Jenny ran slightly ahead of him through the uneven lane between the houses, making straight for the steep, cobbled street which led down to the sea. The handful of shops had mostly closed already — grocers, butchers, fishing-gear specialists — and there were very few holiday-makers about. Probably at this hour the Westport landladies were serving up their evening meals and the campers were tending their Calor-gas stoves.
But the craft shop was still open, with its clusters of open sandals hanging like strings of Spanish onions outside. Usually Matt didn’t give it a glance, but this evening he stopped to look curiously at the handmade leather bags and snakeskin belts. An idea was forming slowly in his mind.
‘That bag’s crocodile skin!’ Jenny told him excitedly, cutting across his thoughts. ‘We learned about crocodiles at school. Some countries have special farms where they breed them for the skins.’
‘Aren’t they dangerous?’
Inside the shop a girl was tidying up ready to close for the day. She was tall, with straight dark-brown hair drawn back and tied with a ribbon; typically she wore a peasant smock of dull yellow ochre with a brown sash. She looked up and smiled at him through the display of coloured scarves and raffia hats. Or was it at Jenny?
‘Not if you keep out of their way,’ Jenny was saying, as practical as her mother. ‘Let’s see the boats.’

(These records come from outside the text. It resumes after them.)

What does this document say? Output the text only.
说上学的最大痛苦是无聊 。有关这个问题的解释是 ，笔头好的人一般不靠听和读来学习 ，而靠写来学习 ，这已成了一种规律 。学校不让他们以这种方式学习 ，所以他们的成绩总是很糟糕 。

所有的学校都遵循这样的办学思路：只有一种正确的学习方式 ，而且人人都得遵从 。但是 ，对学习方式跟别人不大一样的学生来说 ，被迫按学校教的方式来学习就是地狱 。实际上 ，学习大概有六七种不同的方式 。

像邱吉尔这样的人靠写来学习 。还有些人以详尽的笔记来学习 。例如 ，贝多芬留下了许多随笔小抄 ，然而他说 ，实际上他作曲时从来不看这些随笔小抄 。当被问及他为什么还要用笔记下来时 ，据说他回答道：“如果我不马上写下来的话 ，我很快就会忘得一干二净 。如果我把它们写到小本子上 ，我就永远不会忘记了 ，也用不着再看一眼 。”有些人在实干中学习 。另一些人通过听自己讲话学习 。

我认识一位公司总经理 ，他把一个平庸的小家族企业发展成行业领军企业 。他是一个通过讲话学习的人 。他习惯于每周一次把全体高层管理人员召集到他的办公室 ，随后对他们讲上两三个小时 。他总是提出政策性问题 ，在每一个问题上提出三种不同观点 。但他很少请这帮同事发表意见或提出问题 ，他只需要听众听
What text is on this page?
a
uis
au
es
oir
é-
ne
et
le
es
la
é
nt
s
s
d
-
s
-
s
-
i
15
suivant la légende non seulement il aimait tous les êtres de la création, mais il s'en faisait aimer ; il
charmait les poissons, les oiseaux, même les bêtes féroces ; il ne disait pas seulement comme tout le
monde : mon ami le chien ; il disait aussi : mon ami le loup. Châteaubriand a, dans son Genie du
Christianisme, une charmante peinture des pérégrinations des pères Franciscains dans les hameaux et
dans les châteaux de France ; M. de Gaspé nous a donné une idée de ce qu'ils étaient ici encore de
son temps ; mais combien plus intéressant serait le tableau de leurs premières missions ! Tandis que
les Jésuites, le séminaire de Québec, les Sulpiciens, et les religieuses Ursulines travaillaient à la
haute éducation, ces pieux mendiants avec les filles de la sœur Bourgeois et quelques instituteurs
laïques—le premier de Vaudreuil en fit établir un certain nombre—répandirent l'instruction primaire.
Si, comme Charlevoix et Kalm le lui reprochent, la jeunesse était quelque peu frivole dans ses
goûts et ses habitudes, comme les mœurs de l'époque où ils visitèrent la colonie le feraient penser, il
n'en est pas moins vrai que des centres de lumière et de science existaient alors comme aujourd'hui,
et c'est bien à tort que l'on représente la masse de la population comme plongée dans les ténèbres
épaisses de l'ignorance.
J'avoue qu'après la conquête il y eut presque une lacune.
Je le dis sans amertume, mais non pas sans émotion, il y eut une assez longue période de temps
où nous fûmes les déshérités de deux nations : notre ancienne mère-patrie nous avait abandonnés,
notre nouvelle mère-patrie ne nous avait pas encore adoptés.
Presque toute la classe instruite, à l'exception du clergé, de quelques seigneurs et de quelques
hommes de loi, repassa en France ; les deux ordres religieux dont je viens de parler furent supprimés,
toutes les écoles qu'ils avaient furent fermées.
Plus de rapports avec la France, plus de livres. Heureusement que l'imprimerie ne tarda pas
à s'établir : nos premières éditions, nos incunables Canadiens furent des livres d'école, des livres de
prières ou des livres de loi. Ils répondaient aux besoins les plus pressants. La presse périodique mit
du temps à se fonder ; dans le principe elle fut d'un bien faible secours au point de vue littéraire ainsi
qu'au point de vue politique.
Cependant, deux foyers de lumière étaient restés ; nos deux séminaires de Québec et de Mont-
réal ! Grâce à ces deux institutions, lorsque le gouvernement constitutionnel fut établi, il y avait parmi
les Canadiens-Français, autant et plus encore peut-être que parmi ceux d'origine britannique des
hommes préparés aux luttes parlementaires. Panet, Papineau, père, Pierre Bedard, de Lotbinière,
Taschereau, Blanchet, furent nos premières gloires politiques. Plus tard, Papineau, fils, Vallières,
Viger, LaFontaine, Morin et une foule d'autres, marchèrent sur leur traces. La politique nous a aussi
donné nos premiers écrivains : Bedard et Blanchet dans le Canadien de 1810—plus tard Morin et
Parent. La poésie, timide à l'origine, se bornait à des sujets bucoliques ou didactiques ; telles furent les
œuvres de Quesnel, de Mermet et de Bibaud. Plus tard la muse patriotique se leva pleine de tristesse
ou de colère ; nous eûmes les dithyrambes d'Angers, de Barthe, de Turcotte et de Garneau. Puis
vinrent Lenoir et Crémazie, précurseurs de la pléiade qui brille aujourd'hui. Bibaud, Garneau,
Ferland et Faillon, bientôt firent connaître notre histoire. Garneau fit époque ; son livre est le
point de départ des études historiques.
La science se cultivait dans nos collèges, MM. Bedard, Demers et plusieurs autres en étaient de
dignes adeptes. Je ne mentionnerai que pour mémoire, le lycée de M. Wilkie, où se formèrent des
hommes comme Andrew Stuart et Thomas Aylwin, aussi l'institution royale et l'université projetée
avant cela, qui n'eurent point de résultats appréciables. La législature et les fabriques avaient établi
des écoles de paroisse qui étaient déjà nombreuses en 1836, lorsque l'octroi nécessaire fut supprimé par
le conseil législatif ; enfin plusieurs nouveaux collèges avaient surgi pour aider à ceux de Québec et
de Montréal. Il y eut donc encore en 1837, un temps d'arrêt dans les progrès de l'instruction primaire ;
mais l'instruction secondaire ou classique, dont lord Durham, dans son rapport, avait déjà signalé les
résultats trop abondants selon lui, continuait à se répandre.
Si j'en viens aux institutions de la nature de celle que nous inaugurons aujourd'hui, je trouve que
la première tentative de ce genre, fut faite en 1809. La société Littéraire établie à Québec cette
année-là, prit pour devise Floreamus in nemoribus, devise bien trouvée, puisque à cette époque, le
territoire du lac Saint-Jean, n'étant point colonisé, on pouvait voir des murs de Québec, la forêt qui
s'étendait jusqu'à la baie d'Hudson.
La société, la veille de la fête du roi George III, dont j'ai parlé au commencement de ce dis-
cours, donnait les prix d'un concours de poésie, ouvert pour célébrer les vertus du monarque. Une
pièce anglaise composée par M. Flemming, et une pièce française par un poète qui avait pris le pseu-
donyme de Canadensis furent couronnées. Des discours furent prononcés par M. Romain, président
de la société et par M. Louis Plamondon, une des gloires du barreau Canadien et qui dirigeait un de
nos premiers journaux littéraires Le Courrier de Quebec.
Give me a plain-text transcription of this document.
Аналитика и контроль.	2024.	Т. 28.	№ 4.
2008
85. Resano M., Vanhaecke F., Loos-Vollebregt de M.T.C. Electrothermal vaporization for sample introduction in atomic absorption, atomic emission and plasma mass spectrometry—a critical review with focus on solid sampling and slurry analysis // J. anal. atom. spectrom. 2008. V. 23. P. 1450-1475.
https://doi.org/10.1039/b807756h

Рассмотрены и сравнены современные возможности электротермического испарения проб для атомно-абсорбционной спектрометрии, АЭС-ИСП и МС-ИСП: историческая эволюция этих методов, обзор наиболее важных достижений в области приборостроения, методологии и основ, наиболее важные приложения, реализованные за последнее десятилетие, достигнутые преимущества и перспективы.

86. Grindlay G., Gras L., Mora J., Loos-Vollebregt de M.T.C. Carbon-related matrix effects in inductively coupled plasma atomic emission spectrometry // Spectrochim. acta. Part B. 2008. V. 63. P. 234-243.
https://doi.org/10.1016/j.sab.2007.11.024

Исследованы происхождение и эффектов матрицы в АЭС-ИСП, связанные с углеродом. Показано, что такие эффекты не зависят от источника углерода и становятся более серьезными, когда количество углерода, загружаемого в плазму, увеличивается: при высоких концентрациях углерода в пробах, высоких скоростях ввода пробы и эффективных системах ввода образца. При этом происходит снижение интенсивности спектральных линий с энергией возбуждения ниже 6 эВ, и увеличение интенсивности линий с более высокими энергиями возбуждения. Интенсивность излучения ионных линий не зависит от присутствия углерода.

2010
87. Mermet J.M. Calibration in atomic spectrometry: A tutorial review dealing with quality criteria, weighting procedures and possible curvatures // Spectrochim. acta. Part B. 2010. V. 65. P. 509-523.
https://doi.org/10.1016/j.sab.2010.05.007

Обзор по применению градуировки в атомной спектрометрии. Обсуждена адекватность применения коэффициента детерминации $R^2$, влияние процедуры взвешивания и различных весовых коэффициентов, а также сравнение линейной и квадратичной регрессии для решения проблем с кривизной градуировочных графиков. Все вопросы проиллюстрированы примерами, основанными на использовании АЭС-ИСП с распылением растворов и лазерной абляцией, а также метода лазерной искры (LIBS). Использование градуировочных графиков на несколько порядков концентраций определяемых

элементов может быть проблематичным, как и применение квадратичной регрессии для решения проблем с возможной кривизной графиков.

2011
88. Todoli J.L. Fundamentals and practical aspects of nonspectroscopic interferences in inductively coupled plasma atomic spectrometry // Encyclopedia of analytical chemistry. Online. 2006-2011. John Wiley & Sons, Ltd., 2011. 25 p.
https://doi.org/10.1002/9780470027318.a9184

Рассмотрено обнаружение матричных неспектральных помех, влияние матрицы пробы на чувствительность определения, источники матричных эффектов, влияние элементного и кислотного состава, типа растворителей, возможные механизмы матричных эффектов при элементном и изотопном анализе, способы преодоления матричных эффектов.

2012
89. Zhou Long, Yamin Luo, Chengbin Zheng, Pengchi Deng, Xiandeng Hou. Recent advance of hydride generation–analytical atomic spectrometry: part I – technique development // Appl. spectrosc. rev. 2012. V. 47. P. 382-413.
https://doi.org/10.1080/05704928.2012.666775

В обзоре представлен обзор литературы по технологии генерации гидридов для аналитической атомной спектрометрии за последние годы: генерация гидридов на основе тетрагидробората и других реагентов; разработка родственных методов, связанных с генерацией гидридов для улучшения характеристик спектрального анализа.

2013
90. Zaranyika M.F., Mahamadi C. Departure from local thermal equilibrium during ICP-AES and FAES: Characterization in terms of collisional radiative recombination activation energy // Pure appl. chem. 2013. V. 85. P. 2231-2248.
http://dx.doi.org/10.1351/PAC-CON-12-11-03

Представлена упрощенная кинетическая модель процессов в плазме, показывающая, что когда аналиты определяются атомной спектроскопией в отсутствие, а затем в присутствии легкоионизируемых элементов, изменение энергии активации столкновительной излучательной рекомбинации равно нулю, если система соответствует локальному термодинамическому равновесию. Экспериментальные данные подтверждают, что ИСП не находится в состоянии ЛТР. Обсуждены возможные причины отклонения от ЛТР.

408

He let her pull him away from the shop window in the direction of the harbour. She chattered about all she intended to do that holiday, but he only half listened. Westport seemed so peaceful, it was almost unreal. The smell of the seaweed, swooping seagulls, fishing nets draped over the walls, the winking of the lighthouse on the horizon as the sky darkened, the murmur of the waves against the rocks… Slowly he felt the tensions inside him easing.
Of course the sea had always held dangers — the lifeboat on the slipway was a reminder — but they were familiar because they’d always been there. They were older than man himself. The worms were a new threat.